Função empresarial e sua importância
O mercado, como visto, é um processo de ação no tempo sob incerteza genuína. Ao agir dentro de um mercado, consumidores em potencial escolhem aquelas empresas que as melhor os servem. É a democracia do consumidor. Com o sistema de lucros e prejuízo é possível ver quais empresas foram escolhidas e quais foram “rejeitadas”. Isso ocorre através dos processos de trocas que ocorrem dentro da economia e que derivam da própria ação humana, como já demonstrado.
A função do empreendedor é justamente ver oportunidade de lucros no mercado, ou seja, ao observar as ações, o empreendedor vê qual a melhor maneira de servir aos consumidores. O desenvolvimento da tecnologia é um claro exemplo de como os empreendedores agem para aumentar o conforto da população.
 “A função empresarial, definida mais precisamente, nada é mais do que aquele atributo individual de perceber as possibilidades lucros ou ganhos eventualmente existentes.”
João deseja montar uma oficina mecânica, porém ele não dispõe de um meio, no caso um terreno. Maria, a qual herdou um terreno baldio, que só lhe dá despesas, gostaria de vendê-lo. Ela, porém não sabe que João precisa desse meio. Há uma descoordenação. José, um hábil empreendedor, sabe que Maria tem o meio que João necessita. Ele compra o terreno por 80.000 e revende por 100.000. José tem um lucro de 20.000, Maria se livra das despesas e com esse dinheiro poderá realizar seus fins, e João que poderá abrir sua oficina. A ação empresarial é a de coordenar as ações na sociedade. O empresário é aquele que consegue vislumbrar lucros e através de suas ações gerar uma coordenação social. 

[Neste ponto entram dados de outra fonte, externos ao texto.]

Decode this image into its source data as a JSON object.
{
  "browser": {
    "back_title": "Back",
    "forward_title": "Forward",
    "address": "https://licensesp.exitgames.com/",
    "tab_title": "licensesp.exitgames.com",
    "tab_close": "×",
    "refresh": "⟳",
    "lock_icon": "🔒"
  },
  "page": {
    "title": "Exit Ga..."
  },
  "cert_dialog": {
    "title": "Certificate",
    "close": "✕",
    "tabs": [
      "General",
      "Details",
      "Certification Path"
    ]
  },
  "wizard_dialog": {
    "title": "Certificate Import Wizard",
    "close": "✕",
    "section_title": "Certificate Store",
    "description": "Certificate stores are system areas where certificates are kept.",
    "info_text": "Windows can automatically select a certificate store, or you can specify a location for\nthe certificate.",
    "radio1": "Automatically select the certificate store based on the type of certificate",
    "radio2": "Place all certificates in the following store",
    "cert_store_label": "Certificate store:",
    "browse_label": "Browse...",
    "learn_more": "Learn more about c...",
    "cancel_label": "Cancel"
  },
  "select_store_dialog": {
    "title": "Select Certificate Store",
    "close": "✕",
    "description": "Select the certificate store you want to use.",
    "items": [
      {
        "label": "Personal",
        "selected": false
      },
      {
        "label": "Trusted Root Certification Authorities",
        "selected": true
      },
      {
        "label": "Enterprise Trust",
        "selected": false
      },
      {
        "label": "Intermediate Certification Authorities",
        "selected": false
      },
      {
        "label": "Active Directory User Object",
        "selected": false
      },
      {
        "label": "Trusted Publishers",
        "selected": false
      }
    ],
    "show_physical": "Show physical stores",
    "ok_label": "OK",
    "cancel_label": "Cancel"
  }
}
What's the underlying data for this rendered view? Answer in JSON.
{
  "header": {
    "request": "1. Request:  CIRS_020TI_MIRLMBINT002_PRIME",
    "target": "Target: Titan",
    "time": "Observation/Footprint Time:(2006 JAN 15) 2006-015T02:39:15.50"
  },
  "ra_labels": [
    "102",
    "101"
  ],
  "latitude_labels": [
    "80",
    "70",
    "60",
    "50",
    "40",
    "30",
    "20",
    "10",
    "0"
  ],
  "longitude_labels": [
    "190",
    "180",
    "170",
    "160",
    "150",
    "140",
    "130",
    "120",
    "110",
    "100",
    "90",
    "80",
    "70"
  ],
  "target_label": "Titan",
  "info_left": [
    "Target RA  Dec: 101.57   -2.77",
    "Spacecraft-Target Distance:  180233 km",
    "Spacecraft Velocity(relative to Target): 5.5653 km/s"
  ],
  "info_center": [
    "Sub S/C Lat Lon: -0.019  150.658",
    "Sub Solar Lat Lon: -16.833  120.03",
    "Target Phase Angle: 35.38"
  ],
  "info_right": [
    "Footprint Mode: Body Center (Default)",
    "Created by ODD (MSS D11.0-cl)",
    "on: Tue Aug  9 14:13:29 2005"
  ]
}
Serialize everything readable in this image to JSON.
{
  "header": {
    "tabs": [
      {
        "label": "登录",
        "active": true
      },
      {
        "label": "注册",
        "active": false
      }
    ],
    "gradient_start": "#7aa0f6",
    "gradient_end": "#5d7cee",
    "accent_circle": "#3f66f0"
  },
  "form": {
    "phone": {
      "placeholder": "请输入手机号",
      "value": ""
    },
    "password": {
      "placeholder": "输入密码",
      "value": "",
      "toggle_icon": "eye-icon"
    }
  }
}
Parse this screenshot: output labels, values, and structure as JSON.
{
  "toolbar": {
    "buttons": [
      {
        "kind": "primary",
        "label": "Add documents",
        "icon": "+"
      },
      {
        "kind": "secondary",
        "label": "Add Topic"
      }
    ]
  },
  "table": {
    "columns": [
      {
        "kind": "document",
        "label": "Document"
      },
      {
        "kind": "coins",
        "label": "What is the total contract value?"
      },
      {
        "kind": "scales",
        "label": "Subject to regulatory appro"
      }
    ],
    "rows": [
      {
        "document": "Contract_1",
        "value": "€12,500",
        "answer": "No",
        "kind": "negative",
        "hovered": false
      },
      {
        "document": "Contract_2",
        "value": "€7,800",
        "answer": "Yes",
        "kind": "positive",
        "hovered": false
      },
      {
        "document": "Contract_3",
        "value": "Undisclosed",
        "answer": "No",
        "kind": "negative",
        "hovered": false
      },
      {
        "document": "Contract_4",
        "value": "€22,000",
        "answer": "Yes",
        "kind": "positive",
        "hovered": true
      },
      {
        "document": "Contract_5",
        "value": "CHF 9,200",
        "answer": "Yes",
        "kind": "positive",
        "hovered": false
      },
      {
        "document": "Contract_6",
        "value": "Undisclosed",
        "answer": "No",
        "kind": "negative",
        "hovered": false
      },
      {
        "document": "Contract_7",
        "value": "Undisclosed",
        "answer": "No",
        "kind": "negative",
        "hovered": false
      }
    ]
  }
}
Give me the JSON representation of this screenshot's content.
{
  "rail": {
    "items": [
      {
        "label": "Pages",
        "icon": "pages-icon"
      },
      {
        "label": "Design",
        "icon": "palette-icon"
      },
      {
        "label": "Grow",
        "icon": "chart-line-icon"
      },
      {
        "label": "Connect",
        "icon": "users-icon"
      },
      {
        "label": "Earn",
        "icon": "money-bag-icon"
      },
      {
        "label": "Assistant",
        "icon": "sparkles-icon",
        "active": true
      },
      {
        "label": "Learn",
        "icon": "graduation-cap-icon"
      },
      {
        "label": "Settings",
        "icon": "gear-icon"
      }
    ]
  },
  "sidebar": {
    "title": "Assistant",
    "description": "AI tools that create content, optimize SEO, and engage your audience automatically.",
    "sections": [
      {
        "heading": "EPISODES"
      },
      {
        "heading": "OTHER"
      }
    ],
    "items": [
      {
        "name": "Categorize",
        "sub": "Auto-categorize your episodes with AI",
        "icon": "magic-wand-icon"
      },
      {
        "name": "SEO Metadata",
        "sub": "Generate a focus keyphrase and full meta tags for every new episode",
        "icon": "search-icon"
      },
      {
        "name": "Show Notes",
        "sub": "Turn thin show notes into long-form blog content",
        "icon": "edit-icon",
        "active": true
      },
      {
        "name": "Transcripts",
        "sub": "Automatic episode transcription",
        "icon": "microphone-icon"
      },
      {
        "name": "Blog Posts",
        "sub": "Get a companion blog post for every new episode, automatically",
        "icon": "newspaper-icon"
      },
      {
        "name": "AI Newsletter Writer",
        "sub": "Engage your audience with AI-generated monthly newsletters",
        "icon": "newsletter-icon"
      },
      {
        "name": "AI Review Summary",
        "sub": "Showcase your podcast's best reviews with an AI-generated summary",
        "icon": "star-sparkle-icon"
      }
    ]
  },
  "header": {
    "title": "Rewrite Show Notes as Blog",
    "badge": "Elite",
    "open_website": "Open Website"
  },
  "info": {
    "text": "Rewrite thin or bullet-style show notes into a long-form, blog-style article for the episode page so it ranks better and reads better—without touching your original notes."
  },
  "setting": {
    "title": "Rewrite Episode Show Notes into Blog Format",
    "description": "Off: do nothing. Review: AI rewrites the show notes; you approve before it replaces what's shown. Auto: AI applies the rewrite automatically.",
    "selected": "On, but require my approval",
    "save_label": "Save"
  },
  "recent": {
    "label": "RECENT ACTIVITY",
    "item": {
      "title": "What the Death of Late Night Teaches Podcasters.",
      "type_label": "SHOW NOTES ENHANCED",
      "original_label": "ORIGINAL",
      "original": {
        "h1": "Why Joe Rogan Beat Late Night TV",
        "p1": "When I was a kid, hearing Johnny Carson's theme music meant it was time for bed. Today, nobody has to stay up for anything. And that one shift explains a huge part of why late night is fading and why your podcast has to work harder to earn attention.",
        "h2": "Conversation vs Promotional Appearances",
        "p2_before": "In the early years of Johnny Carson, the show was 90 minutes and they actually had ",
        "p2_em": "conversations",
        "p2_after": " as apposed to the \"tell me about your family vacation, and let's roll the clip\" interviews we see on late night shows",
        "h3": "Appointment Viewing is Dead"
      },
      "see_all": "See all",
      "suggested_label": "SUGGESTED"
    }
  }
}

Portanto, também podem anexar à função empresarial na clássica simbiose entre tempo, ação e conhecimento. A função empresarial é uma ação, pois visa empreender em busca de lucro, em um determinado tempo, adquirindo sob a incerteza de que se seu empreendimento será bom ou ruim.

O Intervencionismo do Estado na economia e na sociedade
Definidos todos esses conceitos e outros mais, que podem ser vistos no livro (Vale repetir, não dá para resumir em uma resenha ou artigo todos os conceitos da Escola Austríaca) pode-se perceber que elas são avessas à teoria intervencionista, que vista planejar e intervir na sociedade e, pois, suas ações. Quando o Estado detém o poder de controlar a economia, ele também passa a controlar as liberdade individuais também. A célebre frase de Hilaire Belloc de que "O controle da produção da riqueza é o controle da própria existência humana” resume os danos econômicos e sociais do intervencionismo.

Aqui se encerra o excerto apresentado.